A planner can help communicate the advantages of one strategy over another so you can make an informed decision. Sometimes having a loan makes good money sense but having the debt causes you stress. A planner can talk it through with you.
What happens to my kids' RESPs after the divorce? What are the options for dealing with these kinds of joint investments we might want to continue?
There are lots of options available to you. But one thing to note is that no matter what, you just want to be able to track it. Keep track of your personal contributions.
The money in an RESP actually belongs to the contributors (sometimes called subscribers) and not the child, so if you and your ex both contributed, you both own it.
So you can keep a joint RESP and continue to contribute, and your planner can help coordinate this and help track your contributions.
You could also keep the joint RESP as is but stop contributing to it. And then each parent opens up new ones that you each own to move forward with.
You can also sever the original RESP, and then split that into two new accounts.
Just remember that joint investments make it a bit harder to track contributions of each person.
And, remember that you can have any number of RESPs. You are only limited by how much matching grant money you can get.
What should women do if they stopped contributing to their retirement savings (like RRSPs) during marriage and have no pension? What do they prioritize when income is limited? How do we begin building up retirement savings when money is tight?
If you are starting over and rebuilding wealth, it’s all new, so we start from scratch and look at your goals and objectives.
Then we have a look to see if you have the funds to satisfy those goals. For example, if you don’t have sufficient cash flow for retirement and also to fix the roof, then you have to talk to your planner about what compromises you can make to reach your goals and how we can reset them so your plan works best for you.
Goals and objectives are always what we discuss first, for the short-, mid- and long-term.

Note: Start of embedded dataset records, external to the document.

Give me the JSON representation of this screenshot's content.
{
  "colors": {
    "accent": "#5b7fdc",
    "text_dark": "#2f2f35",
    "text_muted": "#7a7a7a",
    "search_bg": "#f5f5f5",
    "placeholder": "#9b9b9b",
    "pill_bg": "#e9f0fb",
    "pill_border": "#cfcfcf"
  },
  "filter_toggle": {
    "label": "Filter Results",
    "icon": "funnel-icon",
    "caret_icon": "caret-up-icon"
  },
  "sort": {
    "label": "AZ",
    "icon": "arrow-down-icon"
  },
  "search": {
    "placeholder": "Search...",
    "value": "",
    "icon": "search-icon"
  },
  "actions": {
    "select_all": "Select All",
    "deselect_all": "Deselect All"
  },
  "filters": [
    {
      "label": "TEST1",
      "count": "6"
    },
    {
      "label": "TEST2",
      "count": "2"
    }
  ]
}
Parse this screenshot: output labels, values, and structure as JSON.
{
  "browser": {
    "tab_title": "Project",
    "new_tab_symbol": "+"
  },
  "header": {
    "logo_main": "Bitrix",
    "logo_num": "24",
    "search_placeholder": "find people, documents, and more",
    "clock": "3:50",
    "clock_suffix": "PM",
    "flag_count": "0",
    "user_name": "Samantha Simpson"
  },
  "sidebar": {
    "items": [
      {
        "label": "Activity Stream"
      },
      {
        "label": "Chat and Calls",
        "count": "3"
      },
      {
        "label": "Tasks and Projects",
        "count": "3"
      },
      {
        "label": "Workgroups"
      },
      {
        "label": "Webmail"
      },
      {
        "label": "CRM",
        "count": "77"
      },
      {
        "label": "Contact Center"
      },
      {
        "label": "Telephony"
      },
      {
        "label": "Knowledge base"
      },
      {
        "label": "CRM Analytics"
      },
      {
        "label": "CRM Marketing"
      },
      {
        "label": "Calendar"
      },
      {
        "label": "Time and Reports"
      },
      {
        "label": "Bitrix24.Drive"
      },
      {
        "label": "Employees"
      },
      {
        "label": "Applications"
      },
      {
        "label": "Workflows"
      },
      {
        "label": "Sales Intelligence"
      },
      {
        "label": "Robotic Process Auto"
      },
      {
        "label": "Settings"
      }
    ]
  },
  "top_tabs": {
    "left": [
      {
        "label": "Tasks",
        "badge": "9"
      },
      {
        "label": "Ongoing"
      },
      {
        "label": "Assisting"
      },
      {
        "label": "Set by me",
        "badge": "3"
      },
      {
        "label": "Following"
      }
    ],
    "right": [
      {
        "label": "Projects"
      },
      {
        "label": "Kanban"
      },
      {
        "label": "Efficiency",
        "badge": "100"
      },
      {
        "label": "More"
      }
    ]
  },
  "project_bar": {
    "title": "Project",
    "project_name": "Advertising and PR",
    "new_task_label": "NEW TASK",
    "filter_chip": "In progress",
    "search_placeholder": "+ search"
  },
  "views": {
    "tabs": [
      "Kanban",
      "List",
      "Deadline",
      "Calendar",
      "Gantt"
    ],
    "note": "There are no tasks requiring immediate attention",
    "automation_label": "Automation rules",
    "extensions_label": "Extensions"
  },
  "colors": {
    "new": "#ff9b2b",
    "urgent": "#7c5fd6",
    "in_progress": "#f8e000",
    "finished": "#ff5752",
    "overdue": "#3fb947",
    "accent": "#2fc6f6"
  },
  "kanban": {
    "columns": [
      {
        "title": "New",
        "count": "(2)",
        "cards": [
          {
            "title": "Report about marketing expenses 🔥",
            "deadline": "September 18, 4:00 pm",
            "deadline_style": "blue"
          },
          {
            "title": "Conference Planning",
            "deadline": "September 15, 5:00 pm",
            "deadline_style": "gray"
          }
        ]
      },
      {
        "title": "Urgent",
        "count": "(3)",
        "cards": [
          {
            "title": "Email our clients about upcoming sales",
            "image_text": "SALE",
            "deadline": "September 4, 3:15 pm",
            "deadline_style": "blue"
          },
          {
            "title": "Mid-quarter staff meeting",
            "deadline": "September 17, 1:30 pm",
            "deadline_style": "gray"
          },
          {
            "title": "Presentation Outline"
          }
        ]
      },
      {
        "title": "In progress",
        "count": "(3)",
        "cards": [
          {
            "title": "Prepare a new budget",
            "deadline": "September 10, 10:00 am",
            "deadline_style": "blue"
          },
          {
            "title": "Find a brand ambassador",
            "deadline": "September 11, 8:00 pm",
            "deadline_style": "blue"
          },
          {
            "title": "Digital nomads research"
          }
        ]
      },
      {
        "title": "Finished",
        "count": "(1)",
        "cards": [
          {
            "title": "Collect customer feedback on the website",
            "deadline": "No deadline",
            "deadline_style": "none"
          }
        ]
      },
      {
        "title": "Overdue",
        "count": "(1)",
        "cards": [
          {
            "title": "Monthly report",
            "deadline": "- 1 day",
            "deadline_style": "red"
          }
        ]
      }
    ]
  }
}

Then we look at investment strategies to satisfy those goals, and then we look at the vehicles to support that strategy (TFSAs vs. RRSPs vs. investment property etc.)
For example, a common strategy is to save inside the TFSA and then strategically transfer to an RRSP at the end of the tax year to ensure tax-efficient contributions. Your TFSA is also then accessible without penalty if you need an emergency fund.
So it’s always goal-setting first, and then auditing goals with your abilities and realities, and then re-adjusting those goals with your planner. That’s the foundational piece to good planning.